We were assigned to write a story in class that began with some line like “It was a dark and stormy night.” I wrote in first person in the character of a young man who has car trouble out in the country and knocks on a door for help. A woman answers, invites him in … and — as I suspect many stories by many teenagers go — she turns out to be off her rocker. She attacks the young man with a knife, and he barely escapes to tell the harrowing tale.

I turned in my story, sat at my desk and watched my teacher read … and I knew exactly when he reached the end: He looked up me and bugged his eyes in mock horror. Of course, I collected an A.

From that day on, I knew I was going to be a writer. The University of New Orleans didn’t offer a creative writing major at the time, so I majored in English literature. Some time into my freshman or sophomore year, I read an article in Newsweek (remember them?) about first-time authors getting published without the help of agents. Writers who submitted over-the-transom manuscripts might stand out in the crowd if they had already developed a credible reputation as writers for newspapers, the article suggested.

Well, that was that: I decided to go to work for the newspaper — The Times-Picayune. I loved working there so much that I fantasized about becoming one of the old guard one day, reminiscing with ink-stained editors at the neighborhood bar. I happily turned my attentions to being a forever journalist and forgot about writing the great American novel.

Until I left the paper, that is. I worked there for about seven years, and when I left and began freelancing as a business writer, the fiction bug returned. By this time, UNO was offering creative writing classes, and I took a couple. Thus began a long period of writing fiction on my own time while freelancing, then later working at jobs that often had nothing to do with writing, until I finally fulfilled a new dream: graduate school.

I earned my master’s in creative writing from Eastern Michigan University, after which I found myself rather miserable trying to complete the novel that was my graduate project. Back to journalism I went, nostalgic for the camaraderie of the newsroom, the delicious, worldly humor of journalists, the dream of recapturing a future as part of the old guard.

But as we all know — especially those of us who have actually worked in journalism — the future I once envisioned had evaporated. Newspaper reporting had become incredibly stressful, punishing work, and the writing was not joyful for me.

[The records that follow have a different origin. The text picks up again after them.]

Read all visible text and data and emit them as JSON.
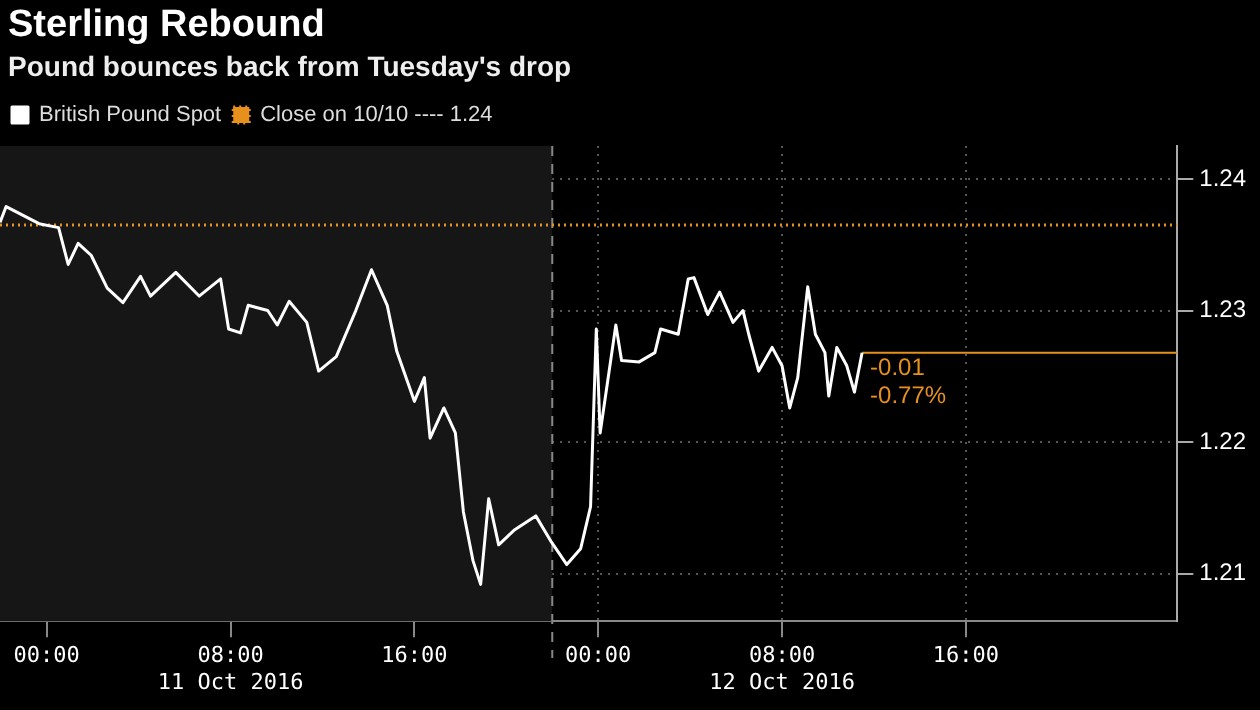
{
  "chart_data": {
    "type": "line",
    "title": "Sterling Rebound",
    "subtitle": "Pound bounces back from Tuesday's drop",
    "x": [
      "2016-10-10T21:58",
      "2016-10-10T22:14",
      "2016-10-10T23:40",
      "2016-10-11T00:31",
      "2016-10-11T00:56",
      "2016-10-11T01:22",
      "2016-10-11T01:56",
      "2016-10-11T02:38",
      "2016-10-11T03:19",
      "2016-10-11T04:05",
      "2016-10-11T04:31",
      "2016-10-11T05:37",
      "2016-10-11T06:38",
      "2016-10-11T07:34",
      "2016-10-11T07:55",
      "2016-10-11T08:26",
      "2016-10-11T08:46",
      "2016-10-11T09:37",
      "2016-10-11T10:02",
      "2016-10-11T10:33",
      "2016-10-11T11:19",
      "2016-10-11T11:50",
      "2016-10-11T12:36",
      "2016-10-11T13:27",
      "2016-10-11T14:08",
      "2016-10-11T14:49",
      "2016-10-11T15:14",
      "2016-10-11T16:00",
      "2016-10-11T16:26",
      "2016-10-11T16:41",
      "2016-10-11T17:17",
      "2016-10-11T17:47",
      "2016-10-11T18:08",
      "2016-10-11T18:33",
      "2016-10-11T18:53",
      "2016-10-11T19:14",
      "2016-10-11T19:40",
      "2016-10-11T20:20",
      "2016-10-11T21:17",
      "2016-10-11T21:58",
      "2016-10-11T22:38",
      "2016-10-11T23:14",
      "2016-10-11T23:40",
      "2016-10-11T23:55",
      "2016-10-12T00:05",
      "2016-10-12T00:46",
      "2016-10-12T01:01",
      "2016-10-12T01:47",
      "2016-10-12T02:28",
      "2016-10-12T02:43",
      "2016-10-12T03:29",
      "2016-10-12T03:55",
      "2016-10-12T04:10",
      "2016-10-12T04:46",
      "2016-10-12T05:17",
      "2016-10-12T05:52",
      "2016-10-12T06:18",
      "2016-10-12T06:33",
      "2016-10-12T06:59",
      "2016-10-12T07:34",
      "2016-10-12T08:00",
      "2016-10-12T08:20",
      "2016-10-12T08:41",
      "2016-10-12T09:07",
      "2016-10-12T09:27",
      "2016-10-12T09:52",
      "2016-10-12T10:02",
      "2016-10-12T10:23",
      "2016-10-12T10:49",
      "2016-10-12T11:09",
      "2016-10-12T11:29"
    ],
    "series": [
      {
        "name": "British Pound Spot",
        "color": "#ffffff",
        "line_style": "solid",
        "values": [
          1.2367,
          1.2379,
          1.2366,
          1.2363,
          1.2335,
          1.2351,
          1.2342,
          1.2317,
          1.2306,
          1.2326,
          1.2311,
          1.2329,
          1.2311,
          1.2324,
          1.2286,
          1.2283,
          1.2304,
          1.23,
          1.2289,
          1.2307,
          1.2291,
          1.2254,
          1.2265,
          1.23,
          1.2331,
          1.2304,
          1.2269,
          1.2231,
          1.2249,
          1.2203,
          1.2226,
          1.2207,
          1.2147,
          1.211,
          1.2092,
          1.2157,
          1.2122,
          1.2133,
          1.2144,
          1.2124,
          1.2107,
          1.2119,
          1.2151,
          1.2286,
          1.2207,
          1.2289,
          1.2262,
          1.2261,
          1.2268,
          1.2286,
          1.2282,
          1.2324,
          1.2325,
          1.2297,
          1.2314,
          1.2291,
          1.23,
          1.2282,
          1.2254,
          1.2272,
          1.2258,
          1.2226,
          1.2249,
          1.2318,
          1.2282,
          1.2268,
          1.2235,
          1.2272,
          1.2258,
          1.2238,
          1.2268
        ]
      },
      {
        "name": "Close on 10/10 ---- 1.24",
        "color": "#e8901c",
        "line_style": "dotted",
        "x": [
          "2016-10-10T21:58",
          "2016-10-13T01:12"
        ],
        "values": [
          1.2365,
          1.2365
        ]
      }
    ],
    "xlim": [
      "2016-10-10T21:58",
      "2016-10-13T01:12"
    ],
    "xticks": [
      {
        "value": "2016-10-11T00:00",
        "label": "00:00"
      },
      {
        "value": "2016-10-11T08:00",
        "label": "08:00\n11 Oct 2016"
      },
      {
        "value": "2016-10-11T16:00",
        "label": "16:00"
      },
      {
        "value": "2016-10-12T00:00",
        "label": "00:00"
      },
      {
        "value": "2016-10-12T08:00",
        "label": "08:00\n12 Oct 2016"
      },
      {
        "value": "2016-10-12T16:00",
        "label": "16:00"
      }
    ],
    "ylim": [
      1.2064,
      1.2425
    ],
    "yticks": [
      1.21,
      1.22,
      1.23,
      1.24
    ],
    "ref_lines": [
      {
        "axis": "x",
        "value": "2016-10-11T22:00",
        "color": "#888888",
        "line_style": "dashed"
      },
      {
        "axis": "y",
        "value": 1.2268,
        "color": "#e8901c",
        "line_style": "solid"
      }
    ],
    "bands": [
      {
        "axis": "x",
        "from": "2016-10-10T21:58",
        "to": "2016-10-11T22:00",
        "color": "#161616"
      }
    ],
    "annotations": [
      {
        "text": "-0.01",
        "x": "2016-10-12T11:29",
        "y": 1.2268
      },
      {
        "text": "-0.77%",
        "x": "2016-10-12T11:29",
        "y": 1.2268
      }
    ],
    "grid": true,
    "legend": "top left",
    "marker": "none"
  }
}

I worked at two newspapers in Arkansas, where I live now, and both were much smaller than the Times-Picayune in its heyday. Newspapers everywhere were shrinking, and opportunities for fulfillment were vanishing. I found myself wanting to return to more joyful writing, both on and off the job.

During my last year at my last paper, I entered NaNoWriMo — National  Novel Writing Month — and wrote with abandon, as I hadn’t done in years. I chose a humorous storyline, with the working title “Ha!” to remind myself to have fun, and I wrote in madcap two-hour increments as fast as I could type. The experience jump-started my dormant creative side, reintroduced a spirit of joy in my writing, and helped me get through the waiting and watching for a job where I would be surrounded by people who were as smart and creative as journalists and perhaps a lot happier.

Today I work as the marketing editor at a university. I get to make my living doing what writers do to make a living. I’m surrounded by delightful, funny, smart, creative people. And I get to go home and write fiction, poetry, songs, movies, reviews, recipes … and a blog!